Ainsi, le benchmarking se présente à première vue comme une évaluation de l'efficacité de l'entreprise ou de l'organisation en question. Par exemple, on cherchera à évaluer la vitesse de fabrication du sandwich dans un fast-food, puis le temps nécessaire au serveur pour prendre la commande, puis pour apporter les aliments, etc. Ou bien, en évaluant une école, on mesurera le taux d'élèves sortant sans diplome, la différence de compétence entre l'entrée des élèves et leur sortie, ou que sais-je encore. Avec ces mesures effectuées, on peut donc trouver les points de faiblesse d'une chaîne d'opérations, et les corriger. Et, plus une organisation est bien classée dans le palmarès final, plus elle est efficace pour accomplir la tâche à laquelle elle se consacre. 

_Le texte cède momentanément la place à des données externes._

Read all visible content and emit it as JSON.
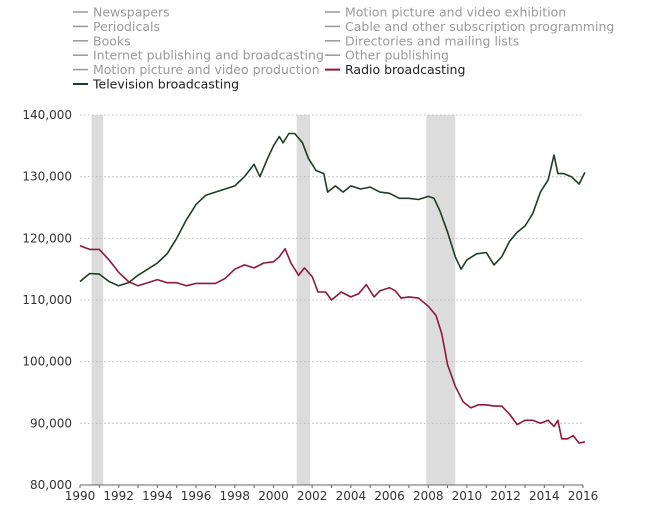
{
  "chart_data": {
    "type": "line",
    "title": "",
    "xlabel": "",
    "ylabel": "",
    "xlim": [
      1990,
      2016
    ],
    "ylim": [
      80000,
      140000
    ],
    "grid": "horizontal dotted",
    "legend_placement": "top",
    "x_ticks": [
      "1990",
      "1992",
      "1994",
      "1996",
      "1998",
      "2000",
      "2002",
      "2004",
      "2006",
      "2008",
      "2010",
      "2012",
      "2014",
      "2016"
    ],
    "y_ticks": [
      "80,000",
      "90,000",
      "100,000",
      "110,000",
      "120,000",
      "130,000",
      "140,000"
    ],
    "y_tick_values": [
      80000,
      90000,
      100000,
      110000,
      120000,
      130000,
      140000
    ],
    "x_tick_values": [
      1990,
      1992,
      1994,
      1996,
      1998,
      2000,
      2002,
      2004,
      2006,
      2008,
      2010,
      2012,
      2014,
      2016
    ],
    "recession_bands": [
      {
        "start": 1990.6,
        "end": 1991.2
      },
      {
        "start": 2001.2,
        "end": 2001.9
      },
      {
        "start": 2007.9,
        "end": 2009.4
      }
    ],
    "legend": [
      {
        "label": "Newspapers",
        "active": false,
        "color": "#999999"
      },
      {
        "label": "Motion picture and video exhibition",
        "active": false,
        "color": "#999999"
      },
      {
        "label": "Periodicals",
        "active": false,
        "color": "#999999"
      },
      {
        "label": "Cable and other subscription programming",
        "active": false,
        "color": "#999999"
      },
      {
        "label": "Books",
        "active": false,
        "color": "#999999"
      },
      {
        "label": "Directories and mailing lists",
        "active": false,
        "color": "#999999"
      },
      {
        "label": "Internet publishing and broadcasting",
        "active": false,
        "color": "#999999"
      },
      {
        "label": "Other publishing",
        "active": false,
        "color": "#999999"
      },
      {
        "label": "Motion picture and video production",
        "active": false,
        "color": "#999999"
      },
      {
        "label": "Radio broadcasting",
        "active": true,
        "color": "#8b1a3a"
      },
      {
        "label": "Television broadcasting",
        "active": true,
        "color": "#1f3d24"
      }
    ],
    "series": [
      {
        "name": "Television broadcasting",
        "color": "#1f3d24",
        "points": [
          [
            1990.0,
            113000
          ],
          [
            1990.5,
            114300
          ],
          [
            1991.0,
            114200
          ],
          [
            1991.5,
            113000
          ],
          [
            1992.0,
            112300
          ],
          [
            1992.5,
            112800
          ],
          [
            1993.0,
            114000
          ],
          [
            1993.5,
            115000
          ],
          [
            1994.0,
            116000
          ],
          [
            1994.5,
            117500
          ],
          [
            1995.0,
            120000
          ],
          [
            1995.5,
            123000
          ],
          [
            1996.0,
            125500
          ],
          [
            1996.5,
            127000
          ],
          [
            1997.0,
            127500
          ],
          [
            1997.5,
            128000
          ],
          [
            1998.0,
            128500
          ],
          [
            1998.5,
            130000
          ],
          [
            1999.0,
            132000
          ],
          [
            1999.3,
            130000
          ],
          [
            1999.7,
            133000
          ],
          [
            2000.0,
            135000
          ],
          [
            2000.3,
            136500
          ],
          [
            2000.5,
            135500
          ],
          [
            2000.8,
            137000
          ],
          [
            2001.1,
            137000
          ],
          [
            2001.5,
            135500
          ],
          [
            2001.8,
            133000
          ],
          [
            2002.2,
            131000
          ],
          [
            2002.6,
            130500
          ],
          [
            2002.8,
            127500
          ],
          [
            2003.2,
            128500
          ],
          [
            2003.6,
            127500
          ],
          [
            2004.0,
            128500
          ],
          [
            2004.5,
            128000
          ],
          [
            2005.0,
            128300
          ],
          [
            2005.5,
            127500
          ],
          [
            2006.0,
            127300
          ],
          [
            2006.5,
            126500
          ],
          [
            2007.0,
            126500
          ],
          [
            2007.5,
            126300
          ],
          [
            2008.0,
            126800
          ],
          [
            2008.3,
            126500
          ],
          [
            2008.6,
            124500
          ],
          [
            2009.0,
            121000
          ],
          [
            2009.4,
            117000
          ],
          [
            2009.7,
            115000
          ],
          [
            2010.0,
            116500
          ],
          [
            2010.5,
            117500
          ],
          [
            2011.0,
            117700
          ],
          [
            2011.4,
            115700
          ],
          [
            2011.8,
            117000
          ],
          [
            2012.2,
            119500
          ],
          [
            2012.6,
            121000
          ],
          [
            2013.0,
            122000
          ],
          [
            2013.4,
            124000
          ],
          [
            2013.8,
            127500
          ],
          [
            2014.2,
            129500
          ],
          [
            2014.5,
            133500
          ],
          [
            2014.7,
            130500
          ],
          [
            2015.0,
            130500
          ],
          [
            2015.4,
            130000
          ],
          [
            2015.8,
            128800
          ],
          [
            2016.1,
            130700
          ]
        ]
      },
      {
        "name": "Radio broadcasting",
        "color": "#8b1a3a",
        "points": [
          [
            1990.0,
            118800
          ],
          [
            1990.5,
            118200
          ],
          [
            1991.0,
            118200
          ],
          [
            1991.5,
            116500
          ],
          [
            1992.0,
            114500
          ],
          [
            1992.5,
            113000
          ],
          [
            1993.0,
            112300
          ],
          [
            1993.5,
            112800
          ],
          [
            1994.0,
            113300
          ],
          [
            1994.5,
            112800
          ],
          [
            1995.0,
            112800
          ],
          [
            1995.5,
            112300
          ],
          [
            1996.0,
            112700
          ],
          [
            1996.5,
            112700
          ],
          [
            1997.0,
            112700
          ],
          [
            1997.5,
            113500
          ],
          [
            1998.0,
            115000
          ],
          [
            1998.5,
            115700
          ],
          [
            1999.0,
            115200
          ],
          [
            1999.5,
            116000
          ],
          [
            2000.0,
            116200
          ],
          [
            2000.3,
            117000
          ],
          [
            2000.6,
            118300
          ],
          [
            2000.9,
            116000
          ],
          [
            2001.3,
            114000
          ],
          [
            2001.6,
            115200
          ],
          [
            2002.0,
            113800
          ],
          [
            2002.3,
            111300
          ],
          [
            2002.7,
            111300
          ],
          [
            2003.0,
            110000
          ],
          [
            2003.5,
            111300
          ],
          [
            2004.0,
            110500
          ],
          [
            2004.4,
            111000
          ],
          [
            2004.8,
            112500
          ],
          [
            2005.2,
            110500
          ],
          [
            2005.5,
            111500
          ],
          [
            2006.0,
            112000
          ],
          [
            2006.3,
            111500
          ],
          [
            2006.6,
            110300
          ],
          [
            2007.0,
            110500
          ],
          [
            2007.5,
            110300
          ],
          [
            2008.0,
            109000
          ],
          [
            2008.4,
            107500
          ],
          [
            2008.7,
            104500
          ],
          [
            2009.0,
            99500
          ],
          [
            2009.4,
            96000
          ],
          [
            2009.8,
            93500
          ],
          [
            2010.2,
            92500
          ],
          [
            2010.6,
            93000
          ],
          [
            2011.0,
            93000
          ],
          [
            2011.4,
            92800
          ],
          [
            2011.8,
            92800
          ],
          [
            2012.2,
            91500
          ],
          [
            2012.6,
            89800
          ],
          [
            2013.0,
            90500
          ],
          [
            2013.4,
            90500
          ],
          [
            2013.8,
            90000
          ],
          [
            2014.2,
            90500
          ],
          [
            2014.5,
            89500
          ],
          [
            2014.7,
            90500
          ],
          [
            2014.9,
            87500
          ],
          [
            2015.2,
            87500
          ],
          [
            2015.5,
            88000
          ],
          [
            2015.8,
            86800
          ],
          [
            2016.1,
            87000
          ]
        ]
      }
    ]
  }
}
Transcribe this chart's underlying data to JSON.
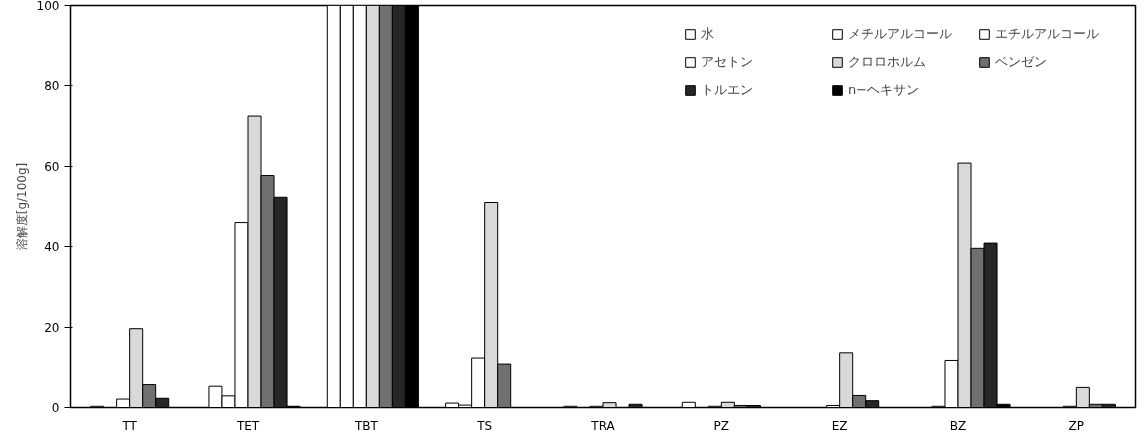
{
  "chart_data": {
    "type": "bar",
    "ylabel": "溶解度[g/100g]",
    "categories": [
      "TT",
      "TET",
      "TBT",
      "TS",
      "TRA",
      "PZ",
      "EZ",
      "BZ",
      "ZP"
    ],
    "ylim": [
      0,
      100
    ],
    "yticks": [
      0,
      20,
      40,
      60,
      80,
      100
    ],
    "grid": false,
    "legend": "top right",
    "series": [
      {
        "name": "水",
        "color": "#ffffff",
        "values": [
          null,
          null,
          null,
          null,
          null,
          null,
          null,
          null,
          null
        ]
      },
      {
        "name": "メチルアルコール",
        "color": "#ffffff",
        "values": [
          0.3,
          5.3,
          100,
          1.1,
          0.3,
          1.3,
          null,
          null,
          null
        ]
      },
      {
        "name": "エチルアルコール",
        "color": "#ffffff",
        "values": [
          null,
          2.9,
          100,
          0.6,
          null,
          null,
          null,
          0.3,
          null
        ]
      },
      {
        "name": "アセトン",
        "color": "#ffffff",
        "values": [
          2.1,
          46,
          100,
          12.3,
          0.3,
          0.3,
          0.5,
          11.7,
          0.3
        ]
      },
      {
        "name": "クロロホルム",
        "color": "#d9d9d9",
        "values": [
          19.6,
          72.5,
          100,
          51,
          1.2,
          1.3,
          13.6,
          60.8,
          5
        ]
      },
      {
        "name": "ベンゼン",
        "color": "#707070",
        "values": [
          5.7,
          57.7,
          100,
          10.8,
          null,
          0.5,
          3,
          39.6,
          0.8
        ]
      },
      {
        "name": "トルエン",
        "color": "#262626",
        "values": [
          2.3,
          52.3,
          100,
          null,
          0.8,
          0.5,
          1.7,
          40.9,
          0.8
        ]
      },
      {
        "name": "n−ヘキサン",
        "color": "#000000",
        "values": [
          null,
          0.3,
          100,
          null,
          null,
          null,
          null,
          0.8,
          null
        ]
      }
    ]
  }
}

Présenter les choses ainsi, c'est minimiser considéralement l'importance du benchmarking. Parler de mesure de l'efficacité, donc se placer sur le terrain des moyens, c'est masquer le fait que l'évaluation est tout sauf neutre concernant les fins. L'évaluation doit être conçue avant d'être appliquée. Et concevoir une évaluation consiste à identifier des critères pertinents de mesure d'une organisation. La pertinence de ces critères, justement, dépend entièrement de ce que nous nous représentons comme la fonction d'une organisation. Si l'on considère l'école comme un lieu de délivrance de diplômes visant à assister les entreprises dans le choix de leur personnel , l'évaluation du taux d'élèves sortant sans diplôme est tout  à fait pertinente. Par contre, si le but de l'école est de donner à tous une culture commune et des compétences élémentaires au raisonnement, au calcul et à l'écriture, alors ce critère est sans intérêt, et il faut plutôt faire passer des tests de compétence aux élèves, pour voir ce qu'ils ont appris dans leur scolarité.
Autrement dit, la fabrication des évaluations est tout sauf neutre. Choisir des critères d'évaluation c'est définir ce pour quoi est faite une organisation, et dire que cettte organisation devrait se consacrer à la tâche pour laquelle on l'évalue. C'est bien connu : il suffit de mettre en place un compteur quelconque, et on est alors tenté de faire augmenter la valeur de ce compteur, quitte à négliger d'autres activités importantes, mais qui ne sont pas évaluées. Donc l'évaluation a une tendance à faire se concentrer les efforts d'une organisation vers les activités évaluées. Mais puisque ces activités sont justement celles qui sont censées correspondre aux fins de l'organisation, le benchmarking tend à faire se conformer une institution à ce qu'elle devrait être (ou à l'image que se font d'elle ceux qui fabriquent les évaluations). 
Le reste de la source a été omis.